Andreï Makine est un écrivain d'origine russe et de langue française, né à Krasnoïarsk en Sibérie le 10 septembre 1957. Il a également publié des romans sous le pseudonyme de Gabriel Osmonde.
Né en Sibérie, enfance et adolescence dans un orphelinat sibérien (parents disparus, probablement déportés). Bien qu’ayant eu une scolarité erratique, brillant élève de philosophie et de français qu'il étudie depuis l’école primaire. Boursier, il rédige une thèse de doctorat sur la littérature française contemporaine à l’Université de Moscou. À 30 ans, il s’installe à Paris. Il est d'abord assistant de russe au lycée Jacques Decour et dépose une thèse de doctorat sur Ivan Bounine (1870-1953) à la Sorbonne. Premier roman La Fille d’un héros de l’Union soviétique (1990). Choisit le français comme langue scripturale.
- 1995 le prix Goncourt, le prix Goncourt des lycéens et le prix Médicis ex æquo pour son roman Le Testament français ;
- Prix Eeva Joenpelto (Finlande) 1988 (Le Testament français);
- Prix RTL-Lire 2001 (La Musique d'une vie);
- Prix de la Fondation Prince Pierre de Monaco 2005 (pour l'ensemble de son œuvre);
- Prix Lanterna Magica du Meilleur Roman Adaptable à l’Ecran 2005 (La Femme qui attendait).
Vit actuellement à Paris mais se tient, autant que possible, à l’écart de la vie littéraire, se consacre entièrement à la littérature. L’obtention du Goncourt lui valut, entre autres, la nationalité française préalablement refusée.

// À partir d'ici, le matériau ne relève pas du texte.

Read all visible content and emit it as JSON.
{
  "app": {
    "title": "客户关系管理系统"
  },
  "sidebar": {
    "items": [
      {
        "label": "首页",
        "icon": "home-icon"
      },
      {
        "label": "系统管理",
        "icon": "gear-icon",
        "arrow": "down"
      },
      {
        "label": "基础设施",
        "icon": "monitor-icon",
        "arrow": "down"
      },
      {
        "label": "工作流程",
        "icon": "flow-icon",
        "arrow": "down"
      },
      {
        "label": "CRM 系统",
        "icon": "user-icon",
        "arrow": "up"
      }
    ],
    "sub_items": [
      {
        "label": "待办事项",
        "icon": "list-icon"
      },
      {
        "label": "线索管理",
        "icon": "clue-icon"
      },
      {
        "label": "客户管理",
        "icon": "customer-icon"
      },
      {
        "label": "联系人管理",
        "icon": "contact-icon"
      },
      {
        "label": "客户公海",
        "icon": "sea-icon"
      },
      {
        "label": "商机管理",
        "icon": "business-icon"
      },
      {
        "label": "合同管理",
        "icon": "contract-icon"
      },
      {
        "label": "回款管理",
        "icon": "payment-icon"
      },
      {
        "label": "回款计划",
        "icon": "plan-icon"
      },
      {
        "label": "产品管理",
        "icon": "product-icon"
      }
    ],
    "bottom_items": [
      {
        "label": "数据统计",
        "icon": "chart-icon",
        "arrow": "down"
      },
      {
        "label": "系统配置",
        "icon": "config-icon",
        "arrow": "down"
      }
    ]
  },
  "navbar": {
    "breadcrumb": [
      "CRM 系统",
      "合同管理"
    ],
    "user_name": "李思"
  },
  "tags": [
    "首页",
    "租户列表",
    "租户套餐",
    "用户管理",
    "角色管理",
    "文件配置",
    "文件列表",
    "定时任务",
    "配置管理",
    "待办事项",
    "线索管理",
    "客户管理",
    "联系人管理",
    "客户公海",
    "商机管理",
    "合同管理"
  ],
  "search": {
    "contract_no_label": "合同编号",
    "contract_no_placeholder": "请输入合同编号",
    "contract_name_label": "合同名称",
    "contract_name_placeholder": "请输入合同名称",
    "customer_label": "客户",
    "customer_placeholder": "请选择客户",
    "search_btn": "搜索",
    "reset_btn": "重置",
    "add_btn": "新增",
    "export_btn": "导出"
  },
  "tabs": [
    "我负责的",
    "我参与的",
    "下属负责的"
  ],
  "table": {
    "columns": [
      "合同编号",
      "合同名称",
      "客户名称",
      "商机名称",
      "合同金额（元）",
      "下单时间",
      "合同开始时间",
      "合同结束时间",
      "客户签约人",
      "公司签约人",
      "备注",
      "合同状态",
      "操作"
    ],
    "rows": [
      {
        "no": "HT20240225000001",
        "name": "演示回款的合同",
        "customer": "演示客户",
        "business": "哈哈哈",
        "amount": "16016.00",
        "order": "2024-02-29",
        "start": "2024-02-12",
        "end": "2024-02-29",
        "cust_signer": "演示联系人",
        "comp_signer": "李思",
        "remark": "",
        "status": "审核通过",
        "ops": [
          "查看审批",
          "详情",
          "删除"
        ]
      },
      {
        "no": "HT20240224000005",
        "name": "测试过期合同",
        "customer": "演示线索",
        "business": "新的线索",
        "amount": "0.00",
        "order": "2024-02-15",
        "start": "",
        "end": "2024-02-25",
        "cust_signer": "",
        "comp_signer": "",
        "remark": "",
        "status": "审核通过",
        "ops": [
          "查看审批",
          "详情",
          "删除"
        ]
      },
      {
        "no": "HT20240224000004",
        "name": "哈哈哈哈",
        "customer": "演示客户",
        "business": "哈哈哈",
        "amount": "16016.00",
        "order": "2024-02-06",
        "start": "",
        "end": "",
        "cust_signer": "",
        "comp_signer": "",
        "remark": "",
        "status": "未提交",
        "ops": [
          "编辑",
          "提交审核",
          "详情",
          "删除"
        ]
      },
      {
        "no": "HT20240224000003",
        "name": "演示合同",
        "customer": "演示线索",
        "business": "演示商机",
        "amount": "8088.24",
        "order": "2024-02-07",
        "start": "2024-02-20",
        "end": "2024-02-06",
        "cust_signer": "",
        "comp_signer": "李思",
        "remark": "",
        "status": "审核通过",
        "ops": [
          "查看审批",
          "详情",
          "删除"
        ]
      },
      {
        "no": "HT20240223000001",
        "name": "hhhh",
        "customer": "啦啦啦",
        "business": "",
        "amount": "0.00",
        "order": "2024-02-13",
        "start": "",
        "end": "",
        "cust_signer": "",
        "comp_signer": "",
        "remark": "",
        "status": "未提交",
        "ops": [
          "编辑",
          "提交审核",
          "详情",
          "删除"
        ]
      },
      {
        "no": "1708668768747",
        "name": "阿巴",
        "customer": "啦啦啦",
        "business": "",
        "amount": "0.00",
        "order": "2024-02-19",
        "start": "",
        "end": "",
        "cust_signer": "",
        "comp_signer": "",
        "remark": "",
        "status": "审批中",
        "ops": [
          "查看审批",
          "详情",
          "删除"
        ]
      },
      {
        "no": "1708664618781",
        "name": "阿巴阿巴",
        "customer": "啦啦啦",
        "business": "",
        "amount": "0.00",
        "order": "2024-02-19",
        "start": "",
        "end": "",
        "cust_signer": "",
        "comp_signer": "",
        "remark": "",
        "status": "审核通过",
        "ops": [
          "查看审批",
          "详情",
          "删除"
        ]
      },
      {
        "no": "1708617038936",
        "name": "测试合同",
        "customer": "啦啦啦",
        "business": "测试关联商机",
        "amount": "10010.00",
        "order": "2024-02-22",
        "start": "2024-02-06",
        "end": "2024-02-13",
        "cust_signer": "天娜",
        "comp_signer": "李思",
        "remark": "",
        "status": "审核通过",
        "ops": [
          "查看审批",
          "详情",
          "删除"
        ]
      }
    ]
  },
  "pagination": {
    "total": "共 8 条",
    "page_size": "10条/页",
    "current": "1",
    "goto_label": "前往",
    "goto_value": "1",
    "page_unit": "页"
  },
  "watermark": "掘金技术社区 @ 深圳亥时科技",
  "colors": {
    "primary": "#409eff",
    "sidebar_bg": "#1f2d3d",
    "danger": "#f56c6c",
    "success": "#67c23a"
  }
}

En 2011 il révèle qu'il a publié des romans sous le nom de Gabriel Osmonde
Oeuvres publiées :
Sous le nom d'Andreï Makine :- La Fille d'un héros de l'Union soviétique, 1990
- Confession d'un porte-drapeau déchu, 1992
- Au temps du fleuve Amour, 1994
- Le Testament français, 1995
- Le Crime d'Olga Arbélina, 1998
- Requiem pour l'Est, 2000
- La Musique d'une vie, 2001
- La Terre et le ciel de Jacques Dorme, 2003
- La Femme qui attendait, 2004
- Cette France qu'on oublie d'aimer, 2006
- L'Amour humain, 2006
- Le Monde selon Gabriel, 2007
- La Vie d'un homme inconnu, 2009
- Le Livre des brèves amours éternelles, 2011
- Le Voyage d'une femme qui n'avait plus peur de vieillir, Albin Michel, 2001
- Les 20 000 Femmes de la vie d'un homme, Albin Michel, 2004
- L'Œuvre de l'amour, Pygmalion, 2006
- Alternaissance, Pygmalion, 2011
Un éclairage de la critique littéraire Muriel Lucie Clément sur un thème cher à Makine :
La pensée dualiste d'A. M. qui structure plusieurs de ses romans, est déjà présente dans sa thèse de doctorat où il décrit comme une antinomie « significative pour la pensée esthétique et philosophique russe » (La prose d'I. A. Bounine, 7) les concepts du 'byt' et du 'bytié'. Le premier serait « le vécu, le quotidien, les us et coutumes, l'ensemble des conventions socio-psychologiques, le cadre socio-psychologique de l'existence. […] Le 'bytié' signifiera […] le dépassement du 'byt', le retour à l'univers perçu dans son état extra fonctionnel » (7). L'un des piliers de la poétique de M. est donc la figure de l'antinomie, qui se constitue fréquemment par une scission entre le quotidien et son dépassement. Dans ses romans, le quotidien coïncide avec la réalité crue de la Sibérie, dépourvue de 'finesse', comme, par exemple, dans La Fille d’un héros de l’Union soviétique ou Au temps du fleuve Amour. Le dépassement réussit souvent grâce à l'image d'une France mythique, une « France-Atlantide », comme dans Le testament français. Parfois le lecteur peut même observer une inversion des pôles antinomiques, ce qui permet à l’auteur une meilleure esquisse de la problématique abordée : inversion de la problématique de l'exil et de l'identité dans Le testament français, où le jeune narrateur se sentant étranger dans son pays natal a la nostalgie de la France pourtant inconnue. Inversion de la problématique de l'inceste dans Le crime d'Olga Arbélina, où l'enfant abuse de l'adulte. Inversion, encore, de la problématique de la guerre et de la paix et de la notion de héros dans La fille d'un héros de l'union soviétique où le héros est un antihéros et le personnage principal y est le père et non la fille.